Yesterday, we were made to sit down and think about the style of our piece. We had to think about what we wanted to achieve in our performance and what kind of style we wanted to give off to make it seem original. Our ideas are below, sorry that it's upside down.


We want our style to be a dark and clever one. We want to get the audience thinking and draw them into a really sophisticated and intelligent piece in which they build up real connections with the characters, but at the same time, maintain a sense of the time period. We were also asked to consider what our style would be like if he were a person.


   It is obvious from this that our piece will be very sick and violent. It will be dark and sinister, but slick and refined.

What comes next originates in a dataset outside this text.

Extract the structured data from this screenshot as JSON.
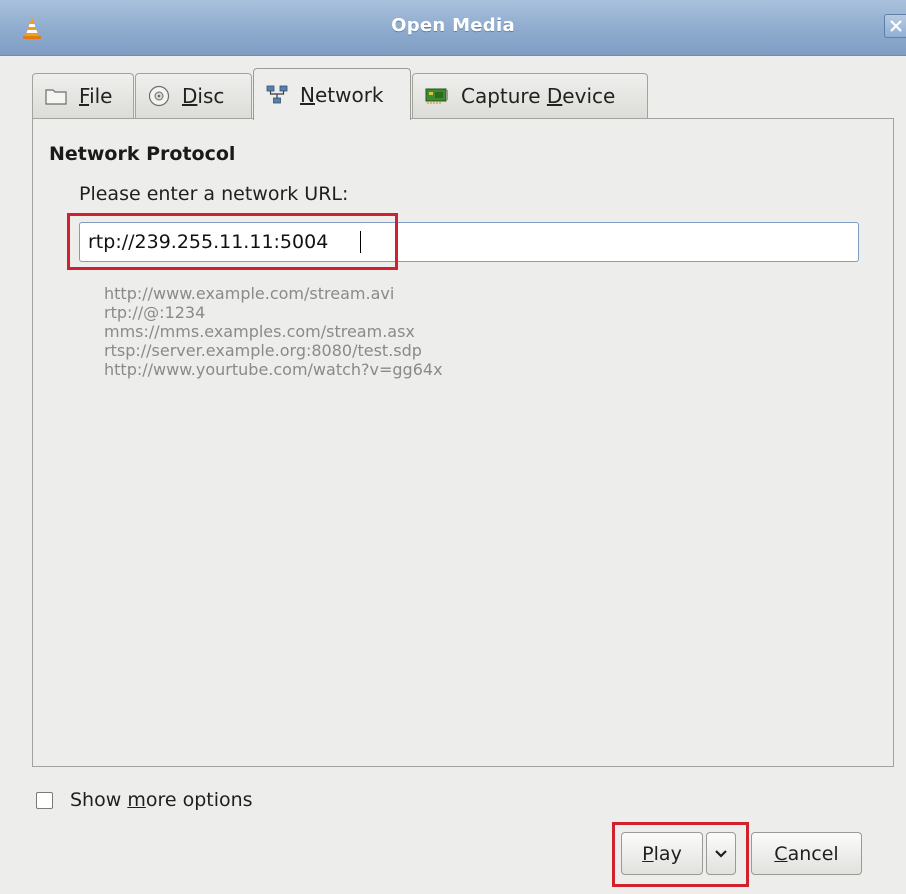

Baring this activity in mind, we went onto creating the attack scene further. We toyed again with the idea of introducing music to the scene, but all decided that composing a drum piece would give something different and favoured that idea more. We allowed Tom and Ellie to compose the attack scene themselves, whilst offering second opinions for a movement or how we could stage a section of it. I think an important aspect of the piece is that we wanted to combine movement with more naturalistic pieces and have a very much mixed style of the scene that portrays the brutality of the attack, but shows it in not just a simple way of beating the living daylights of Tess. There were many ideas that we came up with but it was important to pick the best pieces to allow the piece to look as effective as possible and not immature, which is why we cut the rape aspect out of the scene. We simply did not have the facilities like strobes to stage such a scene. It was a very difficult topic and as we couldn't think of a way to stage the scene without making it look silly and immature. So we decided to get rid off it and move on, killing Tess instead of a rape and kill.

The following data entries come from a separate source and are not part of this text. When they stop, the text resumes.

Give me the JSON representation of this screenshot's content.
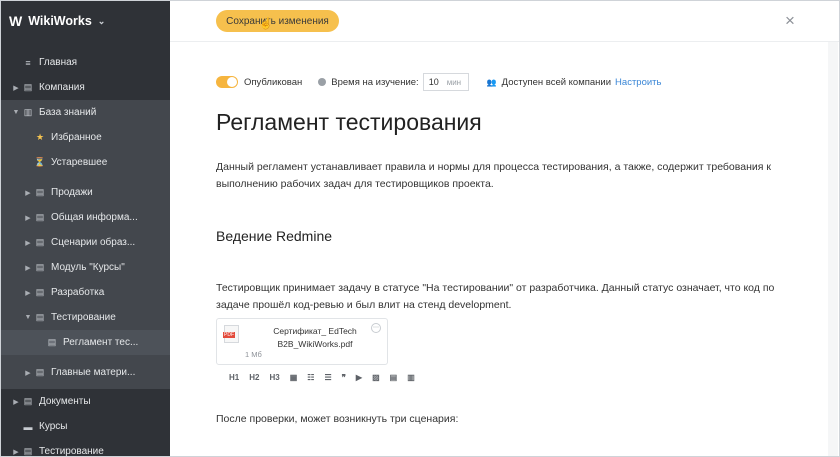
{
  "sidebar": {
    "brand": "WikiWorks",
    "items": [
      {
        "label": "Главная",
        "arrow": "",
        "icon": "≡"
      },
      {
        "label": "Компания",
        "arrow": "▶",
        "icon": "▤"
      },
      {
        "label": "База знаний",
        "arrow": "▼",
        "icon": "▥"
      },
      {
        "label": "Избранное",
        "arrow": "",
        "icon": "★"
      },
      {
        "label": "Устаревшее",
        "arrow": "",
        "icon": "⏳"
      },
      {
        "label": "Продажи",
        "arrow": "▶",
        "icon": "▤"
      },
      {
        "label": "Общая информа...",
        "arrow": "▶",
        "icon": "▤"
      },
      {
        "label": "Сценарии образ...",
        "arrow": "▶",
        "icon": "▤"
      },
      {
        "label": "Модуль \"Курсы\"",
        "arrow": "▶",
        "icon": "▤"
      },
      {
        "label": "Разработка",
        "arrow": "▶",
        "icon": "▤"
      },
      {
        "label": "Тестирование",
        "arrow": "▼",
        "icon": "▤"
      },
      {
        "label": "Регламент тес...",
        "arrow": "",
        "icon": "▤"
      },
      {
        "label": "Главные матери...",
        "arrow": "▶",
        "icon": "▤"
      },
      {
        "label": "Документы",
        "arrow": "▶",
        "icon": "▤"
      },
      {
        "label": "Курсы",
        "arrow": "",
        "icon": "▬"
      },
      {
        "label": "Тестирование",
        "arrow": "▶",
        "icon": "▤"
      }
    ]
  },
  "topbar": {
    "save_label": "Сохранить изменения",
    "close_icon": "×"
  },
  "meta": {
    "published_label": "Опубликован",
    "study_time_label": "Время на изучение:",
    "study_time_value": "10",
    "study_time_unit": "мин",
    "access_label": "Доступен всей компании",
    "configure_link": "Настроить"
  },
  "article": {
    "title": "Регламент тестирования",
    "intro": "Данный регламент устанавливает правила и нормы для процесса тестирования, а также, содержит требования к выполнению рабочих задач для тестировщиков проекта.",
    "section_title": "Ведение Redmine",
    "paragraph": "Тестировщик принимает задачу в статусе \"На тестировании\" от разработчика. Данный статус означает, что код по задаче прошёл код-ревью и был влит на стенд development.",
    "attachment": {
      "name": "Сертификат_ EdTech B2B_WikiWorks.pdf",
      "size": "1 Мб",
      "badge": "PDF"
    },
    "toolbar": [
      "H1",
      "H2",
      "H3",
      "▦",
      "☷",
      "☰",
      "❞",
      "▶",
      "▨",
      "▤",
      "▥"
    ],
    "after_text": "После проверки, может возникнуть три сценария:"
  },
  "colors": {
    "accent": "#f6c04d",
    "sidebar_bg": "#2f3237",
    "link": "#3a86d6"
  }
}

The next twenty minutes or so was spent on running through the argument scene again as we were to show it to the rest of the class as we needed to make sure we were comfortable with it. We set up lighting very briefly and performed it. At the end we recieved feedback on the lighting and discovered that the red wash concealed our faces so our facial expressions were not seen, so in future we will use a lighter wash to allow our faces to be seen.

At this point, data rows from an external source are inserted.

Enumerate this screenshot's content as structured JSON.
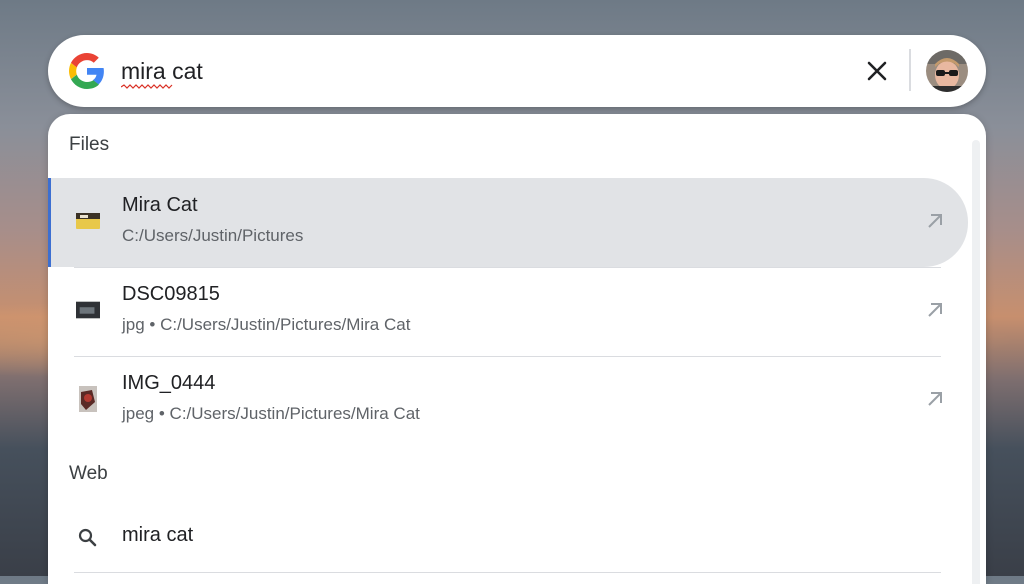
{
  "search": {
    "query": "mira cat"
  },
  "sections": {
    "files_label": "Files",
    "web_label": "Web"
  },
  "files": [
    {
      "title": "Mira Cat",
      "subtitle": "C:/Users/Justin/Pictures",
      "selected": true
    },
    {
      "title": "DSC09815",
      "subtitle": "jpg • C:/Users/Justin/Pictures/Mira Cat",
      "selected": false
    },
    {
      "title": "IMG_0444",
      "subtitle": "jpeg • C:/Users/Justin/Pictures/Mira Cat",
      "selected": false
    }
  ],
  "web": [
    {
      "text": "mira cat"
    }
  ],
  "icons": {
    "logo": "google-g-icon",
    "clear": "close-icon",
    "open": "arrow-up-right-icon",
    "folder": "folder-icon",
    "search": "search-icon",
    "avatar": "user-avatar"
  },
  "colors": {
    "accent": "#3c6fd1",
    "selected_bg": "#e1e3e6"
  }
}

The next day we worked extremely hard on the attack scene. Tom and Ellie focused very hard on the movements they could use where myself and Dan considered the lighting for the scene. We thought that we wanted a spotlight on Ellie (Tess) to keep the rest of the stage in the shadows as we wanted to have noises coming from offstage to add to the tension and to reveal Tom sitting in a chair as soon as he speaks to make him flash up quickly and add to the fright. We decided that a blue wash of LED's would look quite metallic and add to the cold look we were going whilst adding an extra layer of light to the scene. We set up red lights in the back corners and pointed one up the wall to give the whole corner a deep red colour to symbolise the danger of the gang and to foreshadow a violent death. We kept the main lights very dim throughout to aid the darkness of the scene, the lights only come up slightly for the actual attack as do the red lights as you can see below. 








We do have music to the scene, composed by our drummer who came up with a piece to play in the scene, of course this may change but I think it would be very effective as it is. We also looked at a piece of music to play over our argument scene called There's A Good Reason These Tables Are Numbered Honey by Panic! at the Disco. We think an instrumental version may work for the upbeat pace of the scene, but it will mean that we would have to re jig the scene to make it fit the music.